Ph.D Poster Presentation at The American Indian and Engineering Society National Conference Winner

It is estimated than up to 40% of the world's population suffers from allergies. A primary mediator for allergies is the aggregation of antigens and IgE antibodies bound to cell surface receptor FceRI. Antibody/antigen aggregate formation causes stimulation of mast cells and basophils, initiating degranulation and releasing immune mediators that produce an allergic response. Understanding the shape and structure of aggregates can provide critical insights into allergic response. We have developed methods to geometrically model, simulate and analyze antibody aggregation that are inspired by rigid body robotic motion simulations.
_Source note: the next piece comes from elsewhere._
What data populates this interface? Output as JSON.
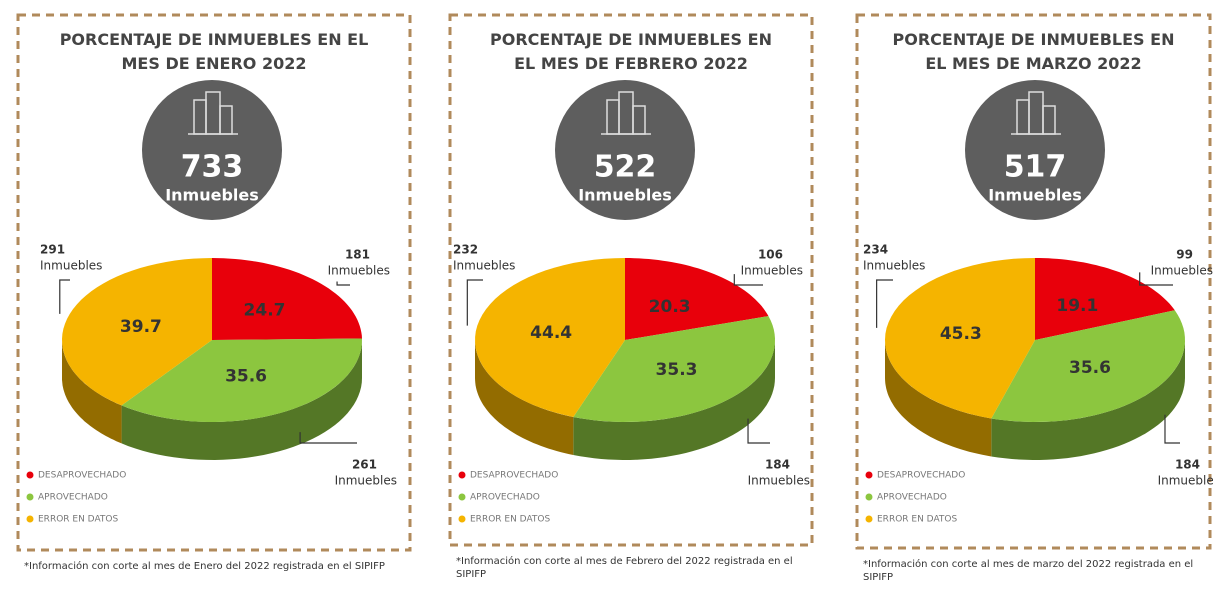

Our method is based on 3D models of allergens and IgE-FceRI complexes and simulates the aggregation process using biological constraints. Our technique can handle the large size and number of molecules involved in aggregation, providing an advantage over traditional simulations such as molecular dynamics and coarse grained energetic models. We simulated a variety of antigens and focused our analysis on binding probability and correlations resulting from steric hindrances. We are currently working on comparing those results to experimental data. We are able to show that the model is well suited to study real world allergen/receptor aggregate structures. The use of 3D geometry allows us to simulate a vast array of allergen structures and include relevant structural data, increasing the accuracy of our simulation.